- Born: Denver, Colorado, U.S.
- Occupation: Social activist

= Andres Valdez =

American social activist

Andres Valdez is an American social activist from Albuquerque, New Mexico.

==Early life and education==

Valdez was born in Denver, Colorado, and raised in San Luis, Colorado. Though once employed as a carpenter, he now works as a professional activist.

==Activism==

In November 1997 Valdez was appointed by the city of Albuquerque to the "Task Force on Police Oversight," a city council convened advisory group formed to make recommendations on a new system of oversight for Albuquerque's police department. He requested appointment to a 2013 task force convened by the council to make a new series of recommendations on the police oversight system, though the council declined to make him a member.

Since 2002, Valdez has filed a variety of complaints and lawsuits against the city of Albuquerque and city officials, including former mayor Martin Chávez and current mayor Richard J. Berry, and has been involved in a number of demonstrations that have interrupted city meetings and events.

In 1997, and again in 2014, he attempted to serve "arrest warrants" he had self-signed against police officers.

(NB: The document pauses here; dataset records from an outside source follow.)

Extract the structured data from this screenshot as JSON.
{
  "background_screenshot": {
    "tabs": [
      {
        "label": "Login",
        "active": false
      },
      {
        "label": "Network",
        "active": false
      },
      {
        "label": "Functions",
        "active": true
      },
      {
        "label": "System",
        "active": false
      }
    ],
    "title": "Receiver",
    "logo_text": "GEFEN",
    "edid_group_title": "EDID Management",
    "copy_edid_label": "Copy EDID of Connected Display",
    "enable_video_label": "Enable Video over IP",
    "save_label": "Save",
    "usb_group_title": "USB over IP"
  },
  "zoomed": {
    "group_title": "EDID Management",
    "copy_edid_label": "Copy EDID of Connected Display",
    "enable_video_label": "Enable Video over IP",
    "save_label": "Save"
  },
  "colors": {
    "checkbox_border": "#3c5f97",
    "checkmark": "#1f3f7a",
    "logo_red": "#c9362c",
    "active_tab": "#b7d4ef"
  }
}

In 2006 Valdez and Gwen Packard led a protest prior to the city's Martin Luther King Jr. Day Parade saying they wanted to end the "glamorization of Native American oppression by Albuquerque's Tri-Centennial initiative." In 2010 Valdez received $10,000 in an out-of-court settlement by the city over a lawsuit he had brought after being ruled out-of-order during the public comment period at a police oversight commission meeting. During a May 2014 demonstration by Valdez and several dozen protesters at the chambers of the Albuquerque city council, Valdez announced a "coup d'etat" against the city's government. The city council president ultimately adjourned the meeting and it was reconvened several days later.

==Political campaigns==

In 1997 Valdez sought election to the Albuquerque city council, ultimately losing to Tim Kline with 13-percent of the vote.

In 2012 Valdez announced his candidacy for U.S. Senate. In an early debate he declared Martin Heinrich a "pup" who lacked life experience, though, subsequently withdrew from the race citing "the outrageous amount of money needed to run".